The pins/smartpins mode registers are way off in each smartpin. The mechanism is different to even the hub. With pins, every cog can talk over each other to any arbitrary pin. Chip has described how it works in the past but I don't remember the details myself. The routing resources required to make that work as fast as it does may have been the reason why we didn't end up getting the full 16 cogs.
As for an equivalent programming model. Much of the special purpose internals of a cog are not accessible. The Q register wasn't even meant to be readable. Chip was surprised when we discovered we could read it. Program Counter is one that is not readable but obviously does exist ... well, except by a CALL+POP combo.
There is a bunch of hidden status flags. Only C and Z visible for general use. The event system will be chocker with flags.
504 accumulators (general registers).
PTRA and PTRB can be used for stack pointers but there is also the hidden hardware stack.
Much of the Prop2 instruction set is specific instructions to manage all these hidden bits.
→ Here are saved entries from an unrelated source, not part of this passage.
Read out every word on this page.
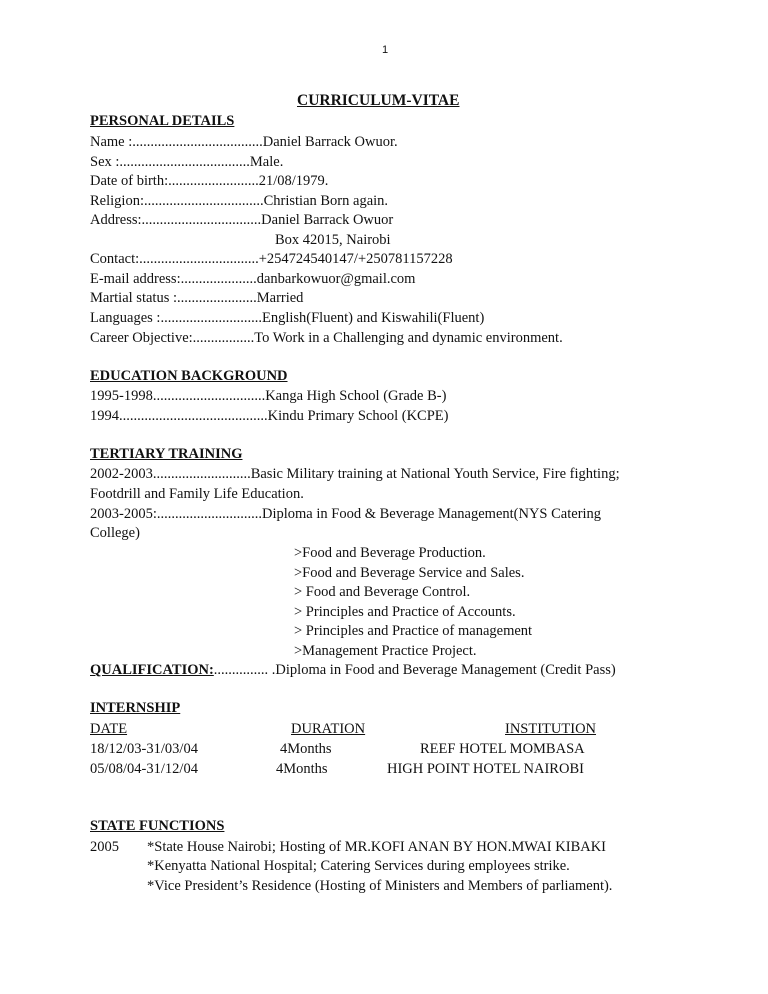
1
CURRICULUM-VITAE
PERSONAL DETAILS
Name :....................................Daniel Barrack Owuor.
Sex :....................................Male.
Date of birth:.........................21/08/1979.
Religion:.................................Christian Born again.
Address:.................................Daniel Barrack Owuor
Box 42015, Nairobi
Contact:.................................+254724540147/+250781157228
E-mail address:.....................danbarkowuor@gmail.com
Martial status :......................Married
Languages :............................English(Fluent) and Kiswahili(Fluent)
Career Objective:.................To Work in a Challenging and dynamic environment.
EDUCATION BACKGROUND
1995-1998...............................Kanga High School (Grade B-)
1994.........................................Kindu Primary School (KCPE)
TERTIARY TRAINING
2002-2003...........................Basic Military training at National Youth Service, Fire fighting;
Footdrill and Family Life Education.
2003-2005:.............................Diploma in Food & Beverage Management(NYS Catering
College)
>Food and Beverage Production.
>Food and Beverage Service and Sales.
> Food and Beverage Control.
> Principles and Practice of Accounts.
> Principles and Practice of management
>Management Practice Project.
QUALIFICATION:............... .Diploma in Food and Beverage Management (Credit Pass)
INTERNSHIP
DATE	DURATION	INSTITUTION
18/12/03-31/03/04	4Months	REEF HOTEL MOMBASA
05/08/04-31/12/04	4Months	HIGH POINT HOTEL NAIROBI
STATE FUNCTIONS
2005 *State House Nairobi; Hosting of MR.KOFI ANAN BY HON.MWAI KIBAKI
*Kenyatta National Hospital; Catering Services during employees strike.
*Vice President’s Residence (Hosting of Ministers and Members of parliament).
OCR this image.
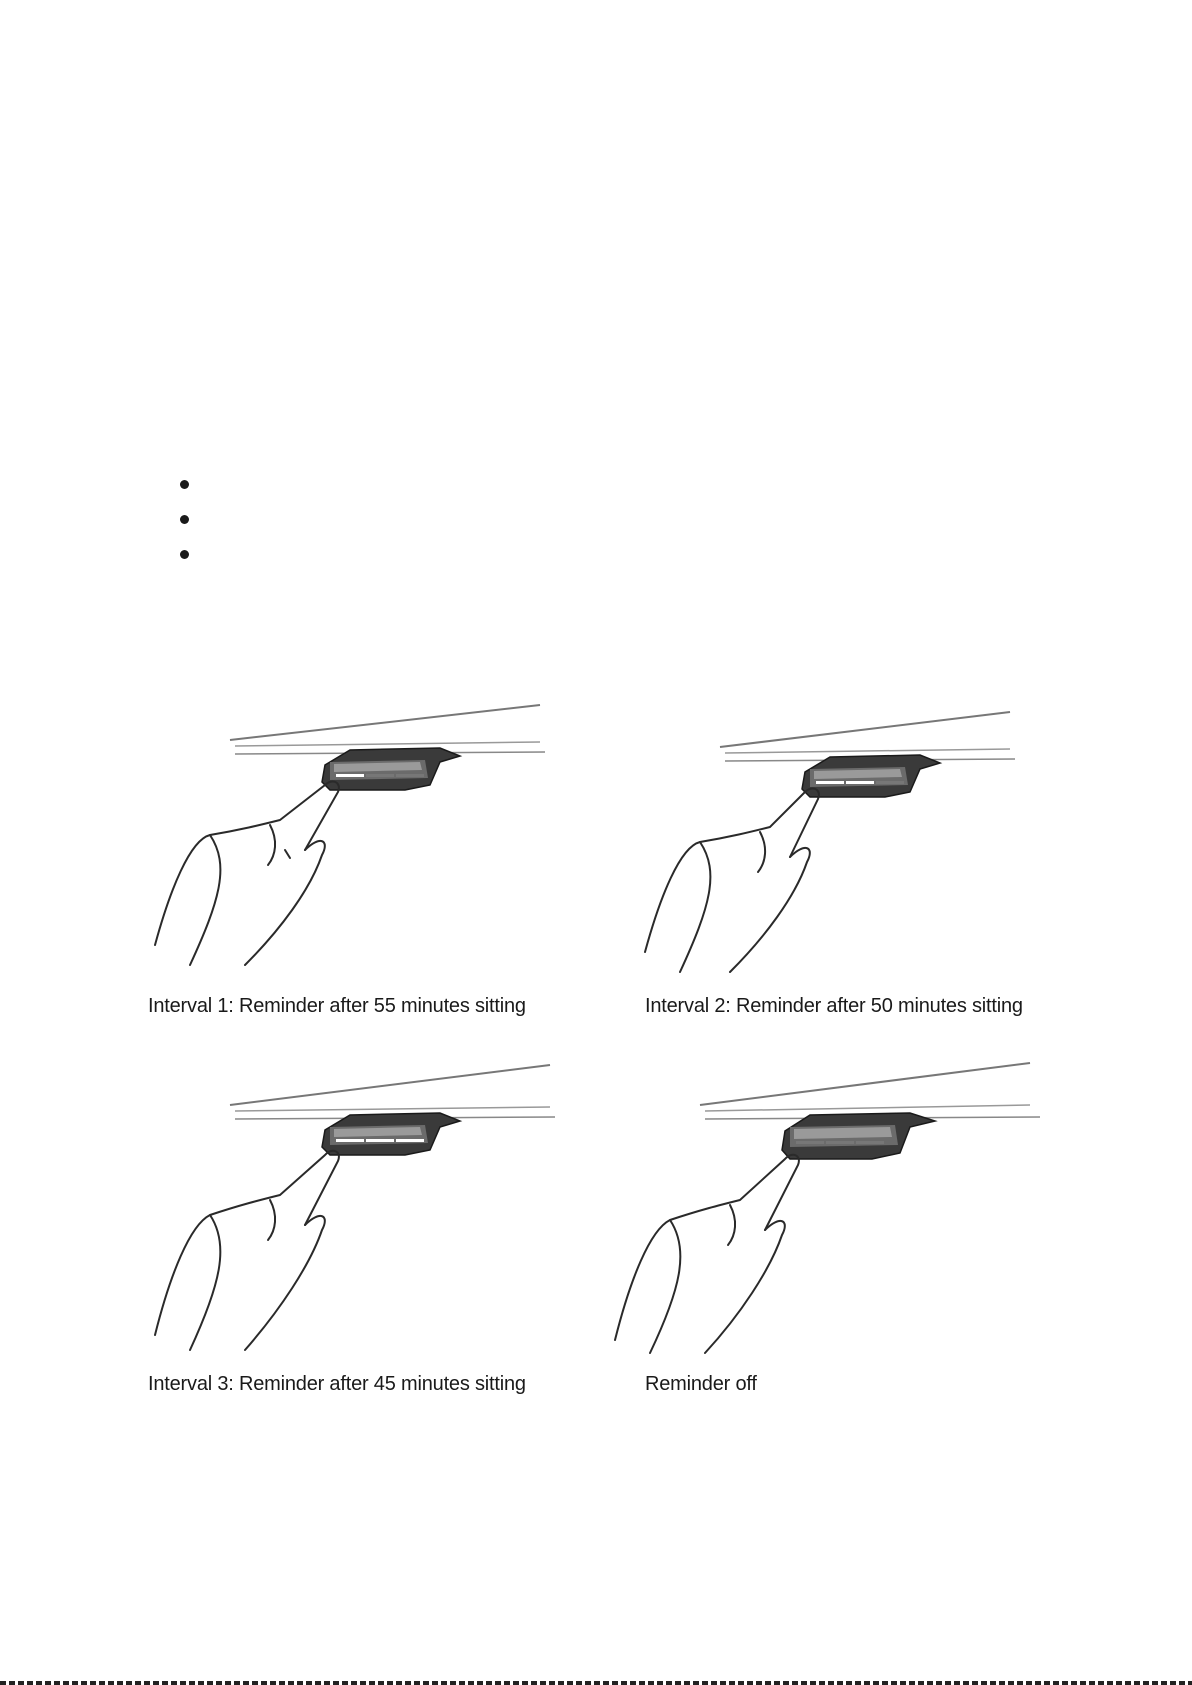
Interval 1: Reminder after 55 minutes sitting	Interval 2: Reminder after 50 minutes sitting
Interval 3: Reminder after 45 minutes sitting	Reminder off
That is why I've stated in the past that the architecture is strongly load/store oriented.
At one point I suggested maybe a clearer focus on load/store might help. I didn't make a clear case myself though, so it wasn't received well.
Nice picture! I think, something like this is good to get an overview. Perhaps the paths for addresses could be included? You could then see, that LUT is always addressed indirectly. As far as I understand, the streamer can access HUB Ram too? ( I have not yet used it. ) Perhaps it would make sense to include the cordic into the picture as well.
For more details I think, that text describing the hardware functions together with the PASM instructions including examples are necessary. Parallax has done excellent documents in the past: https://nagasm.org/ASL/Propeller/printedPDF/AN001Counters10.pdf
That FIFO at the bottom is a critical part of streamer access to hubRAM. Sometimes I've noticed Chip even call it the streamer, maybe accidentally. The FIFO is shared between the cog and its streamer. Streamers are slightly oddball in that they are built into each cog, using both the FIFO and lutRAM, but otherwise kind of live their own lives detached from the associated cog.
Of course the program counter is readable! LOC with zero offset will do the trick. Not sure if you can actually assemble that though...
loc pa,#$
maybe?The event flags can also be tested non-destructively, I think, using the conditional branch instructions.
The CORDIC lives in the hub, so I guess it just uses the same connections as memory access. It gets 3x32 bit inputs though...
And yes, the connection between streamer and FIFO is missing.
I thought about drawing separate address busses, but it's harder to guess where the addresses are coming from...
They're not intended as readable I guess is the point. The fact that many are derivable is incidental.
An easy way to resolve that might be to just mark them as internal, or special. People benefit by knowing they're there, and then how to actually get information to and from them can be a special section as well.